Following a resounding Game 4 victory, the Golden State Warriors return to Denver to attempt to close out the series. The Warriors look to join the Heat and Spurs in the second round, while Denver is hoping defend their home-court.
Key Story: The Battle of the Point Guards:
Stephen Curry and Ty Lawson have been the two best players of the series, averaging 27.3 and 23.0 points per game respectively. The Nuggets have been committed to stopping Curry, but have not been successful. Lawson, meanwhile, has continually attacked the rim, scoring, kicking to shooters, and drawing fouls on Andrew Bogut.
Apart from the star point guard matchup, rebounding will be a determining factor. Denver had the highest offensive rebound percentage of any team in the league during the regular season, but has been out-rebounded by the Warriors in every game but Game 4.
X-Factor: The Nuggets Centers:
Both Kosta Koufos and Javale McGee have struggled throughout the series, and Karl has responded by limiting their playing time. The two centers have often appeared confused defending the pick and roll, and have struggled rebounding and scoring (stat). However, with the emergence of Andrew Bogut as a significant factor, Denver may be forced into playing their inconsistent centers. If McGee or Koufos can limit the Warriors effectiveness at the rim, while playing respectable pick and roll defense, they may drastically shift the momentum of this series.

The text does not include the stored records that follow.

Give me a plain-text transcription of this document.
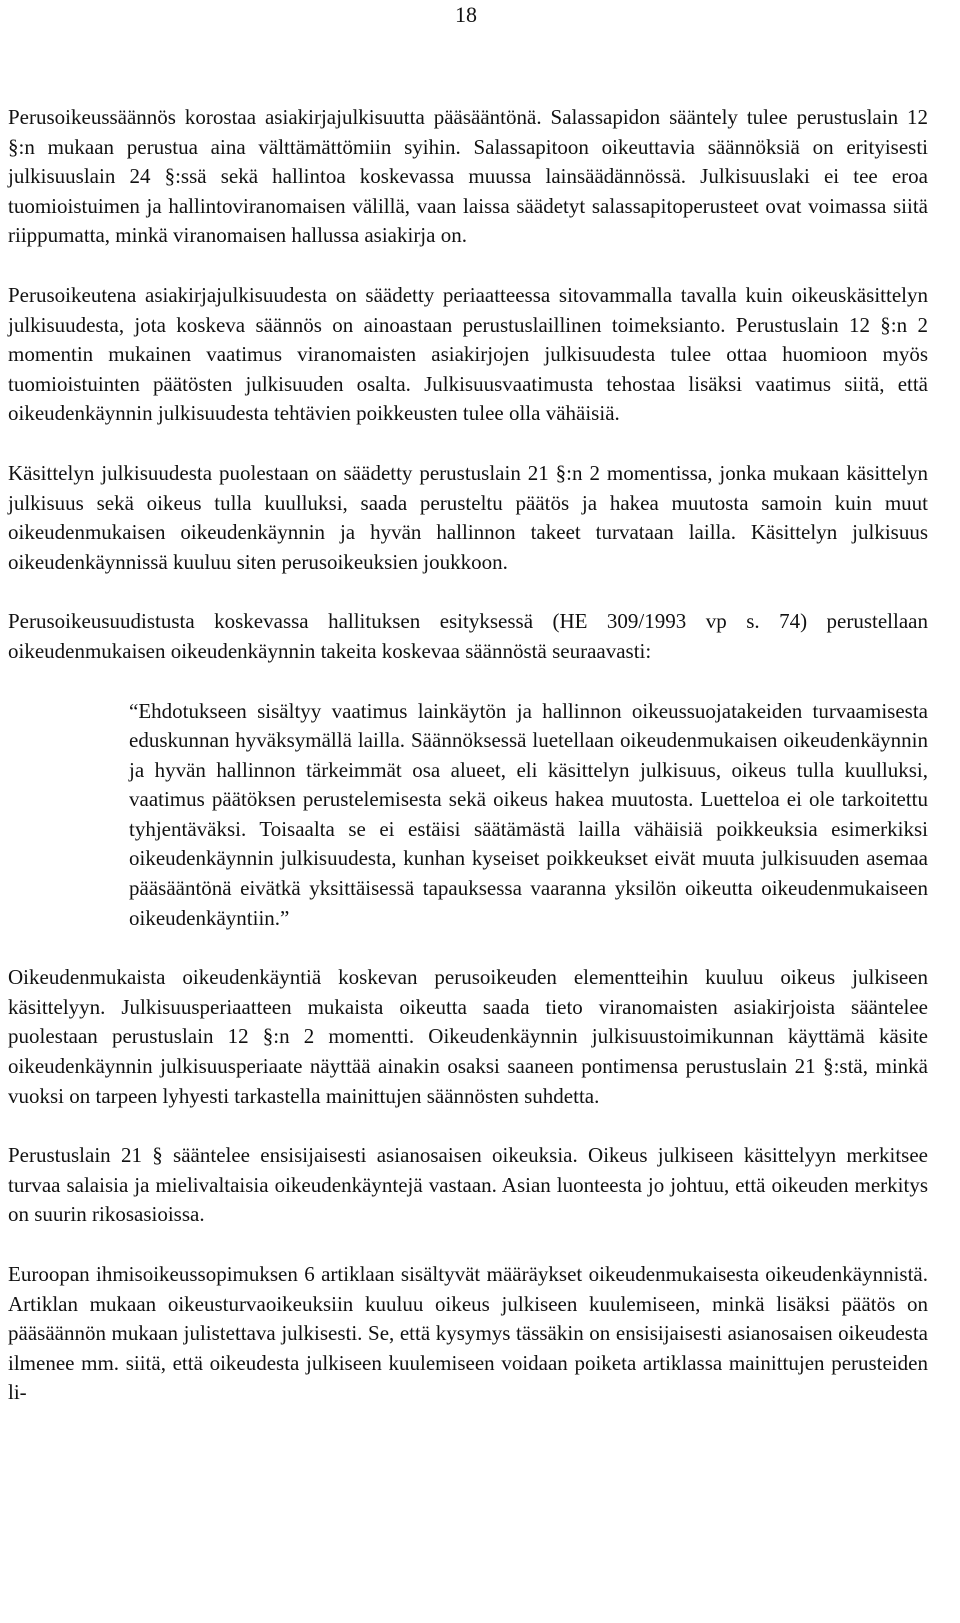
18

Perusoikeussäännös korostaa asiakirjajulkisuutta pääsääntönä. Salassapidon sääntely tulee perustuslain 12 §:n mukaan perustua aina välttämättömiin syihin. Salassapitoon oikeuttavia säännöksiä on erityisesti julkisuuslain 24 §:ssä sekä hallintoa koskevassa muussa lainsäädännössä. Julkisuuslaki ei tee eroa tuomioistuimen ja hallintoviranomaisen välillä, vaan laissa säädetyt salassapitoperusteet ovat voimassa siitä riippumatta, minkä viranomaisen hallussa asiakirja on.

Perusoikeutena asiakirjajulkisuudesta on säädetty periaatteessa sitovammalla tavalla kuin oikeuskäsittelyn julkisuudesta, jota koskeva säännös on ainoastaan perustuslaillinen toimeksianto. Perustuslain 12 §:n 2 momentin mukainen vaatimus viranomaisten asiakirjojen julkisuudesta tulee ottaa huomioon myös tuomioistuinten päätösten julkisuuden osalta. Julkisuusvaatimusta tehostaa lisäksi vaatimus siitä, että oikeudenkäynnin julkisuudesta tehtävien poikkeusten tulee olla vähäisiä.

Käsittelyn julkisuudesta puolestaan on säädetty perustuslain 21 §:n 2 momentissa, jonka mukaan käsittelyn julkisuus sekä oikeus tulla kuulluksi, saada perusteltu päätös ja hakea muutosta samoin kuin muut oikeudenmukaisen oikeudenkäynnin ja hyvän hallinnon takeet turvataan lailla. Käsittelyn julkisuus oikeudenkäynnissä kuuluu siten perusoikeuksien joukkoon.

Perusoikeusuudistusta koskevassa hallituksen esityksessä (HE 309/1993 vp s. 74) perustellaan oikeudenmukaisen oikeudenkäynnin takeita koskevaa säännöstä seuraavasti:

“Ehdotukseen sisältyy vaatimus lainkäytön ja hallinnon oikeussuojatakeiden turvaamisesta eduskunnan hyväksymällä lailla. Säännöksessä luetellaan oikeudenmukaisen oikeudenkäynnin ja hyvän hallinnon tärkeimmät osa alueet, eli käsittelyn julkisuus, oikeus tulla kuulluksi, vaatimus päätöksen perustelemisesta sekä oikeus hakea muutosta. Luetteloa ei ole tarkoitettu tyhjentäväksi. Toisaalta se ei estäisi säätämästä lailla vähäisiä poikkeuksia esimerkiksi oikeudenkäynnin julkisuudesta, kunhan kyseiset poikkeukset eivät muuta julkisuuden asemaa pääsääntönä eivätkä yksittäisessä tapauksessa vaaranna yksilön oikeutta oikeudenmukaiseen oikeudenkäyntiin.”

Oikeudenmukaista oikeudenkäyntiä koskevan perusoikeuden elementteihin kuuluu oikeus julkiseen käsittelyyn. Julkisuusperiaatteen mukaista oikeutta saada tieto viranomaisten asiakirjoista sääntelee puolestaan perustuslain 12 §:n 2 momentti. Oikeudenkäynnin julkisuustoimikunnan käyttämä käsite oikeudenkäynnin julkisuusperiaate näyttää ainakin osaksi saaneen pontimensa perustuslain 21 §:stä, minkä vuoksi on tarpeen lyhyesti tarkastella mainittujen säännösten suhdetta.

Perustuslain 21 § sääntelee ensisijaisesti asianosaisen oikeuksia. Oikeus julkiseen käsittelyyn merkitsee turvaa salaisia ja mielivaltaisia oikeudenkäyntejä vastaan. Asian luonteesta jo johtuu, että oikeuden merkitys on suurin rikosasioissa.

Euroopan ihmisoikeussopimuksen 6 artiklaan sisältyvät määräykset oikeudenmukaisesta oikeudenkäynnistä. Artiklan mukaan oikeusturvaoikeuksiin kuuluu oikeus julkiseen kuulemiseen, minkä lisäksi päätös on pääsäännön mukaan julistettava julkisesti. Se, että kysymys tässäkin on ensisijaisesti asianosaisen oikeudesta ilmenee mm. siitä, että oikeudesta julkiseen kuulemiseen voidaan poiketa artiklassa mainittujen perusteiden li-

Barring any timely miracles of modern science, Warriors’ all-star David Lee, and Nugget’s regular season leading scorer Danillo Gallanari will be out for Game 5 and the rest of the season, Lee with a torn hip flexor, and Gallanari with a torn ACL. After suffering an eye injury in Game 4, Stephen Curry is listed as probable, but barring a significant injury it is highly unlikely that he does not play.
Following Lee’s injury, Mark Jackson, as his counterpart George Karl so often has, ignored positional stereotypes, electing to play Harrison Barnes at power forward. The Jarrett Jack, Curry, Thompson, Barnes, and Bogut starting lineup has an offensive rating of 119.4, and a defensive rating of only 94.6.
The Nuggets began the series starting Kosta Koufos at center, but in Game 4 started Lawson-Fournier-Iguodala-Chandler-Faried, likely believing with Chandler and Faried defending the Warriors’ screen-setters, they would better be able to pressure the Warriors’ pick and roll offense.
How the Warriors Can Win:
After four games, the Warriors appear to have a pretty effective formula for beating the Denver Nuggets. They rely on Curry and Jack’s scoring and passing to create offense, attack in transition, and play aggressive defense. Denver appeared resigned to defeat after Game 4, but may have renewed energy before their home crowd. To beat the Nuggets, the Warriors will have to avoid any prolonged offensive or defensive struggles, as they have through most of the series, and prevent Denver from finding the offensive rhythm they have lacked throughout the series.
How the Nuggets Can Win:
With Koufos, McGee, and Faried struggling, Denver has failed to rebound consistently against the Warriors. The Denver offense was supported by a high offensive rebounding rate, and an impressive transition attack, both of which have failed to consistently manifest themselves versus the Warriors. If Denver can take advantage of the Warriors in transition, as many expected them to do before the series, and earn a few extra possessions, they should be able to prolong the series.